The hearing is very solemn, serious, and somewhat formal. Composed of three representatives from each side, two diplomats, and one military representative each. The soldiers engage in some thinly veiled threats and sarcasm toward each other before the diplomats get down to business. On the Earth side is Sadavir Errinwright (Shawn Doyle), Admiral Nguyen (Byron Mann), and of course, Chrisjen Avasarala (Shohreh Aghdashloo). Draper is called in the testify as a first-hand witness and she says what she’s been told to say, and makes no mention of the odd entity she saw or the actual events that took place. The blame is placed on one of her soldiers who makes a handy scapegoat because he was originally from Earth.
Chrisjen senses something is off about Draper’s testimony and insists on interviewing her further, she once again shows she is a formidable woman and someone not to be taken lightly. She almost manages to get the troubled Draper to break from her carefully rehearsed testimony.

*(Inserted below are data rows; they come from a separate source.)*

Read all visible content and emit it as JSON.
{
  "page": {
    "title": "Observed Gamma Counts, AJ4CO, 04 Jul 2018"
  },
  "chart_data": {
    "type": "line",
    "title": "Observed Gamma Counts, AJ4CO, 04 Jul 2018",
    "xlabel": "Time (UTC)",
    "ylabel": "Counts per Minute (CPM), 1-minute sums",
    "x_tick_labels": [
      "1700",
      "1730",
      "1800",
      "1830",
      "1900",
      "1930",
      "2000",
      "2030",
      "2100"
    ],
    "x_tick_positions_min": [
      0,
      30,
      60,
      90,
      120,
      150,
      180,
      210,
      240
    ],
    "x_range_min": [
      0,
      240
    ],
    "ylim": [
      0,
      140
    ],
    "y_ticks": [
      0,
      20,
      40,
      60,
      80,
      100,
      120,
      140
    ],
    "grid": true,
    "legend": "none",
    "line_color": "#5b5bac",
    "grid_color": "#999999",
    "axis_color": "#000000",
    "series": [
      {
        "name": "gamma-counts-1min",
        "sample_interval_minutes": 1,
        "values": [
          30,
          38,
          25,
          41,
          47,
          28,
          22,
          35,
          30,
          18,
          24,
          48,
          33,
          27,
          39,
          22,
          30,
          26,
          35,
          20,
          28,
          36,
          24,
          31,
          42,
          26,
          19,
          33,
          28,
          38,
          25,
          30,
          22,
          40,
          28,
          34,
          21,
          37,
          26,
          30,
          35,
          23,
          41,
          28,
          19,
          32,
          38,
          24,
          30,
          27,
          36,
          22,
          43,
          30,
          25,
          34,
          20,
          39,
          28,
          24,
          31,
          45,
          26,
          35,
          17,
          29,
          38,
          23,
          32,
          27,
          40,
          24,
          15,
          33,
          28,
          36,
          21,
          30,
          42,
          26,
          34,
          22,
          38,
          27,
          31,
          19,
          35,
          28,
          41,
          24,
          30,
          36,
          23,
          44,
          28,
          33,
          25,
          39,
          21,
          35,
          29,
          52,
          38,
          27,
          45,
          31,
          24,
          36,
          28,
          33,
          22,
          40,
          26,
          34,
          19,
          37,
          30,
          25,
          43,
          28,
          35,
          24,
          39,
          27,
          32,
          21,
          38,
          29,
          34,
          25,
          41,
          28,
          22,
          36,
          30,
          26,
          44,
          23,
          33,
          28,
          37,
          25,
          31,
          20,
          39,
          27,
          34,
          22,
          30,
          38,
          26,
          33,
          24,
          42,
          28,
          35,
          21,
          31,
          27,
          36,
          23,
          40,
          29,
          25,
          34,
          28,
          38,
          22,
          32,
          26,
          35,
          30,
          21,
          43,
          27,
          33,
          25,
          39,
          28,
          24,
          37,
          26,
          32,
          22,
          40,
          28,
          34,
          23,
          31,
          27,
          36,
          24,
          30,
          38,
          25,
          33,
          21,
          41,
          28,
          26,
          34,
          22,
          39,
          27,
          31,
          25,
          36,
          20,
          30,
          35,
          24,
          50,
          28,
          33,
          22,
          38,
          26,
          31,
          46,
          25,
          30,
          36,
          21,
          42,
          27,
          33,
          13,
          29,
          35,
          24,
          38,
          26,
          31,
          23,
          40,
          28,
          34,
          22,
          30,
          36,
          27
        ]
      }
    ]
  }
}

On a third front, we join the ship Arboghast, on its mission to see what happened on Venus from the collision of Eros on the planet’s surface. As they get in range of the ship’s sensors they discover there is something odd about the crash site there are signs of organic substances present where enter should be none. Implying that maybe something survived the crash.
This episode was the story in a transition from what has happened to whatever it is it has in store for us next. It was a reminder of the rich palette of themes it has to offer in its complex narrative. Adventure, action, mystery and tragedy are all well represented in this edition. Another fine outing for this series that has shown no signs of losing its edge or its ability to entertain and engage. The series has been picked up for a third season.